Randy Marshall
- Marshall in 1969

No. 89
- Position: Defensive end

Personal information
- Born: December 14, 1946 (age 79) Oregon City, Oregon, U.S.
- Listed height: 6 ft 5 in (1.96 m)
- Listed weight: 237 lb (108 kg)

Career information
- High school: Santiam (Mill City, Oregon)
- College: Linfield
- NFL draft: 1970: 6th round, 152nd overall pick

Career history
- Atlanta Falcons (1970–1971);

Career NFL statistics
- Games: 15
- Stats at Pro Football Reference

= Randy Marshall =

American football player (born 1946)

Randall Donn Marshall (born December 14, 1946) is an American former professional football player who was a defensive end in the National Football League (NFL). He played college football for the Linfield Wildcats.

Marshall was born in Oregon City, Oregon, in 1946 and attended Santiam High School in Mill City, Oregon.

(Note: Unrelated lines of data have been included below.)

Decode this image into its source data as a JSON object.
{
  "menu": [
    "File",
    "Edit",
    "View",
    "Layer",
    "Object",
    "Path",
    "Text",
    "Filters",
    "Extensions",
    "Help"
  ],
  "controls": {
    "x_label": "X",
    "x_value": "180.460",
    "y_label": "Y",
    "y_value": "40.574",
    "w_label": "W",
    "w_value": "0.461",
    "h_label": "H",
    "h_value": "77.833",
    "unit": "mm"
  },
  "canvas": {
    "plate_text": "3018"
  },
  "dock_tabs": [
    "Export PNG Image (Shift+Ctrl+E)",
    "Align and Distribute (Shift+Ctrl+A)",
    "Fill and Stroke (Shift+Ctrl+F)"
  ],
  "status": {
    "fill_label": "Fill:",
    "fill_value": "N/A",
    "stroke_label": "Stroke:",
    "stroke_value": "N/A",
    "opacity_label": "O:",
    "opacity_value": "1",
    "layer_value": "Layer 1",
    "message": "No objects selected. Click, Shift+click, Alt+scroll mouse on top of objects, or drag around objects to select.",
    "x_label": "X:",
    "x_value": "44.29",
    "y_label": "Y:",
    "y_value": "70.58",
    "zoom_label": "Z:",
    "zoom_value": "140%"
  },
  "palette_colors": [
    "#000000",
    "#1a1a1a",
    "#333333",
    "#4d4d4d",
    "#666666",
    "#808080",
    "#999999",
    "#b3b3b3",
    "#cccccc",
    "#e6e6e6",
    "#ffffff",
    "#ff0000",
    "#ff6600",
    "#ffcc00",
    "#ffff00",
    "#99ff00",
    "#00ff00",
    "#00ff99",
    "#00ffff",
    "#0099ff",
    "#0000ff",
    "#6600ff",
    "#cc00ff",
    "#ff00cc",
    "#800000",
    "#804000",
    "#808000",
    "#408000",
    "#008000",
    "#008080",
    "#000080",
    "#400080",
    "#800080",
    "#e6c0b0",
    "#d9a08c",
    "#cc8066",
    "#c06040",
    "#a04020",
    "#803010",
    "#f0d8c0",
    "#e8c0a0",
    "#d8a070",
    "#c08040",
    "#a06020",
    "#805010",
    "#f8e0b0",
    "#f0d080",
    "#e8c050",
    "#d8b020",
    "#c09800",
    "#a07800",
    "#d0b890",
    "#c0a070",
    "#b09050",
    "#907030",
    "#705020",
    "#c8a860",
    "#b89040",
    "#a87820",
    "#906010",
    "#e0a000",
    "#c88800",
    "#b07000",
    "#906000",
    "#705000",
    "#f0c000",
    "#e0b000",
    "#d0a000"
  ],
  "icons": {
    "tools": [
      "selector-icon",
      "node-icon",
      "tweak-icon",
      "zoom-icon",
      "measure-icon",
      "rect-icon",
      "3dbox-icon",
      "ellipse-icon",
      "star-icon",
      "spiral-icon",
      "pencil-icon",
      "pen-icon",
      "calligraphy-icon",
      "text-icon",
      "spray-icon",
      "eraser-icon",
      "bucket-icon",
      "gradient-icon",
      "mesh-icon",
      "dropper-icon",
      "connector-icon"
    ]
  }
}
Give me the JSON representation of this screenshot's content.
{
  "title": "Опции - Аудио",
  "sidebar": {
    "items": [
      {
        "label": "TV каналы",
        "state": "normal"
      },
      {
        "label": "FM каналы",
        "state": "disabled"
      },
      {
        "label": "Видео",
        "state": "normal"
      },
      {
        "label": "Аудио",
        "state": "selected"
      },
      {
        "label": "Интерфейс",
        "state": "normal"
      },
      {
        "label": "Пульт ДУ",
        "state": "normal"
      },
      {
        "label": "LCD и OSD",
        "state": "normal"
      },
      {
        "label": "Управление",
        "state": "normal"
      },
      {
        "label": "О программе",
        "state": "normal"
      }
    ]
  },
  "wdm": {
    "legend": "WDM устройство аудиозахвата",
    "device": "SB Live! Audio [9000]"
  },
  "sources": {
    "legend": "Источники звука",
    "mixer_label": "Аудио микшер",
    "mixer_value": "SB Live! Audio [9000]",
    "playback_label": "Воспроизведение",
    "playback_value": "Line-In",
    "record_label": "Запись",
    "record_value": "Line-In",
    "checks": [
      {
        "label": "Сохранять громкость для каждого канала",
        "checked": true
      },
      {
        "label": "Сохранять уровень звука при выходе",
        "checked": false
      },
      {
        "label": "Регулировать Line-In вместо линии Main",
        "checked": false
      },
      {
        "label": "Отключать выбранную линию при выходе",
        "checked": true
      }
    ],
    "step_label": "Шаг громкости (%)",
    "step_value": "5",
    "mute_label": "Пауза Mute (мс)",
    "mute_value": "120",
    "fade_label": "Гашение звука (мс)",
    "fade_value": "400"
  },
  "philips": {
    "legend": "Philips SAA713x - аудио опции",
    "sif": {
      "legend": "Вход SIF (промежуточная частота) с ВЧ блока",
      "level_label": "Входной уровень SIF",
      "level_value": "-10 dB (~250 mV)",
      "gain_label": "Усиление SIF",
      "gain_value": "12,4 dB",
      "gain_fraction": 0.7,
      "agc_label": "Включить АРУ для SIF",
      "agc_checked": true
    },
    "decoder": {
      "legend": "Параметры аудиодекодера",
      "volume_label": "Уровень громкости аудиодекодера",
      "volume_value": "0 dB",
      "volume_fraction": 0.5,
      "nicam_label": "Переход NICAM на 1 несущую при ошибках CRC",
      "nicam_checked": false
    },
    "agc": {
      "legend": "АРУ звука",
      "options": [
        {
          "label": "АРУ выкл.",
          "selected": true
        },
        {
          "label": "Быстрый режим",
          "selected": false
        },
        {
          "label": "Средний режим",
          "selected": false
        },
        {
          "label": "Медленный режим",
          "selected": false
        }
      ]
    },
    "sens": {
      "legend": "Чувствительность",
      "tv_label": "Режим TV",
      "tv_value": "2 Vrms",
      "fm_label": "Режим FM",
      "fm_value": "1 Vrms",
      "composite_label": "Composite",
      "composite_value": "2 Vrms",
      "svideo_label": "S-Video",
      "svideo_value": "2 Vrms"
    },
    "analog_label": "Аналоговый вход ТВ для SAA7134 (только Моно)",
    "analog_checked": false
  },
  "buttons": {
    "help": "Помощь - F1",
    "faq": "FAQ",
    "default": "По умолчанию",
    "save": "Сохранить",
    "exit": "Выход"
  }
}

He played college football and basketball at Linfield College in McMinnville, Oregon. He played for the football team from 1966 to 1969.

Marshall was selected by the Atlanta Falcons in the sixth round (152nd overall pick) of the 1970 NFL draft. He was called up from the taxi squad in October 1970 after Claude Humphrey was injured. In his first game for the Falcons, he received the team's "player of the Week" honor. Several weeks later, Marshall and teammate Bob Berry were arrested following a police raid on an alleged "pot party" at Marshall's apartment. In January 1977, a Cobb County Grand Jury found no cause for charges against either Marshall of Berry.

Marshall appeared in 15 games for the Falcons, two of them as a starter, during the 1970 and 1971 seasons. He was inducted into the Linfield Athletics Hall of Fame in 2006.